Leaving abortion up to the states returns the matter to them and keeps the federal courts and Congress out of it. This liberates states to do as their legislatures wish. They can criminalize all abortion as Louisiana is about to do, or they can legalize all abortion up to the moment of birth as New Jersey has done. California is even considering a bill that would legalize infanticide during the first 28 days after birth.
Should life and death decisions be left up to legislatures, or do all states have a duty to protect all life?
The Equal Protection Clause requires all states to protect life, liberty and property of all persons equally. They cannot, as some of them once did, afford more protection to white lives than to Black lives. Thus, if the baby in the mother’s womb is a person, all abortion is homicide.

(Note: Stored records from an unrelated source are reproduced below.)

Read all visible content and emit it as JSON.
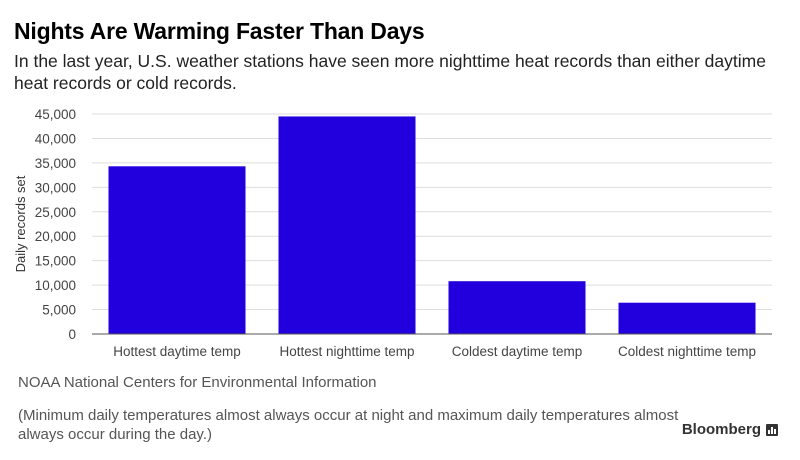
{
  "title": "Nights Are Warming Faster Than Days",
  "subtitle": "In the last year, U.S. weather stations have seen more nighttime heat records than either daytime heat records or cold records.",
  "source": "NOAA National Centers for Environmental Information",
  "note": "(Minimum daily temperatures almost always occur at night and maximum daily temperatures almost always occur during the day.)",
  "brand": "Bloomberg",
  "chart_data": {
    "type": "bar",
    "categories": [
      "Hottest daytime temp",
      "Hottest nighttime temp",
      "Coldest daytime temp",
      "Coldest nighttime temp"
    ],
    "values": [
      34300,
      44500,
      10800,
      6400
    ],
    "ylabel": "Daily records set",
    "ylim": [
      0,
      45000
    ],
    "yticks": [
      0,
      5000,
      10000,
      15000,
      20000,
      25000,
      30000,
      35000,
      40000,
      45000
    ],
    "ytick_labels": [
      "0",
      "5,000",
      "10,000",
      "15,000",
      "20,000",
      "25,000",
      "30,000",
      "35,000",
      "40,000",
      "45,000"
    ],
    "bar_color": "#2200dd",
    "grid": true
  }
}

Surely, the baby in the womb is a person. She has human parents. From conception, she has all the genomic material in her tiny body needed to develop naturally into a post-natal being. She can sue, be sued and inherit property. The Roe opinion itself concedes that if the baby is a person, then Roe collapses.

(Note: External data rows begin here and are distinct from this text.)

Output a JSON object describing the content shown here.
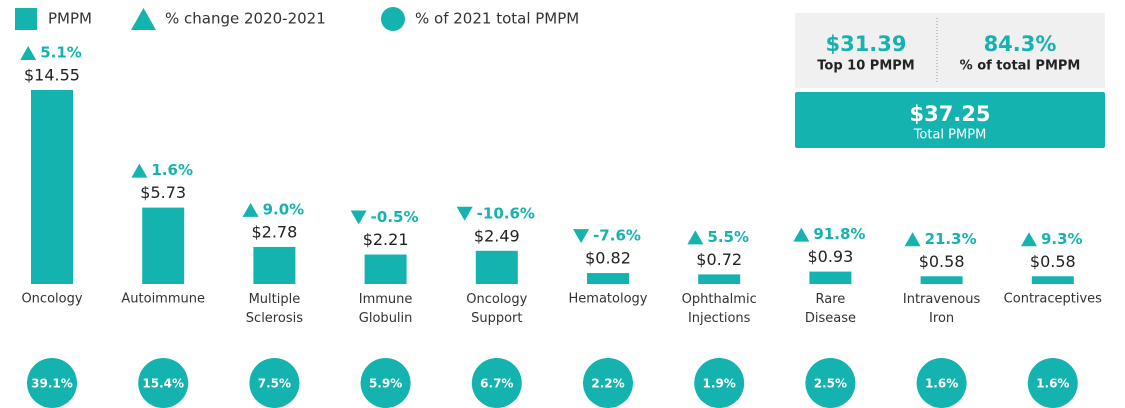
{
  "chart_data": {
    "type": "bar",
    "legend": [
      "PMPM",
      "% change 2020-2021",
      "% of 2021 total PMPM"
    ],
    "color": "#14b3b0",
    "categories": [
      "Oncology",
      "Autoimmune",
      "Multiple Sclerosis",
      "Immune Globulin",
      "Oncology Support",
      "Hematology",
      "Ophthalmic Injections",
      "Rare Disease",
      "Intravenous Iron",
      "Contraceptives"
    ],
    "values": [
      14.55,
      5.73,
      2.78,
      2.21,
      2.49,
      0.82,
      0.72,
      0.93,
      0.58,
      0.58
    ],
    "value_labels": [
      "$14.55",
      "$5.73",
      "$2.78",
      "$2.21",
      "$2.49",
      "$0.82",
      "$0.72",
      "$0.93",
      "$0.58",
      "$0.58"
    ],
    "change": [
      5.1,
      1.6,
      9.0,
      -0.5,
      -10.6,
      -7.6,
      5.5,
      91.8,
      21.3,
      9.3
    ],
    "change_labels": [
      "5.1%",
      "1.6%",
      "9.0%",
      "-0.5%",
      "-10.6%",
      "-7.6%",
      "5.5%",
      "91.8%",
      "21.3%",
      "9.3%"
    ],
    "share": [
      39.1,
      15.4,
      7.5,
      5.9,
      6.7,
      2.2,
      1.9,
      2.5,
      1.6,
      1.6
    ],
    "share_labels": [
      "39.1%",
      "15.4%",
      "7.5%",
      "5.9%",
      "6.7%",
      "2.2%",
      "1.9%",
      "2.5%",
      "1.6%",
      "1.6%"
    ],
    "summary": {
      "top10": {
        "value": 31.39,
        "label": "$31.39",
        "caption": "Top 10 PMPM"
      },
      "share": {
        "value": 84.3,
        "label": "84.3%",
        "caption": "% of total PMPM"
      },
      "total": {
        "value": 37.25,
        "label": "$37.25",
        "caption": "Total PMPM"
      }
    }
  }
}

It is hard to imagine the mind of a state legislator defining a class of innocent persons as without the right to live. A right is an indefeasible claim against the whole world that comes from God, not from the government. The government creates privileges, which it can condition and take back.
Only God creates rights that are unconditional and integral to our humanity. The right to live is the highest right, as life is the greatest good. There is no right to kill, just the right to defend against a conscious aggressor.
When confronted with an enormous evil—63 million American babies killed in 49 years—should one do all in one’s power to stop this or can one do so incrementally? The Alito opinion chooses the latter.
Were I on the court, I’d have concurred in the outcome—overruling Roe and its progeny—but I’d have done so on the basis of the babies’ personhood.
Abortion is, as former Rep. Ron Paul, an OB-GYN physician, has stated, the ultimate state tyranny because it allows the state to decide whom to protect from homicide and whom to expose to the abortionist’s scalpel and suffocating chemicals. This version of the state is not unlike what existed here with respect to Blacks in the South with slavery or in 1930s and 1940s Germany with respect to the Jewish people.
A government that creates classes of people whom it prefers and classes whom it hates or as to whom it is indifferent should be altered or abolished. The whole business of state-sanctioned killing of innocents is, as San Francisco Archbishop Salvatore Cordileone called it, unfathomable.
But elites in America today prefer personal convenience over innocent life, and they will use tyranny and slaughter to achieve their preferences.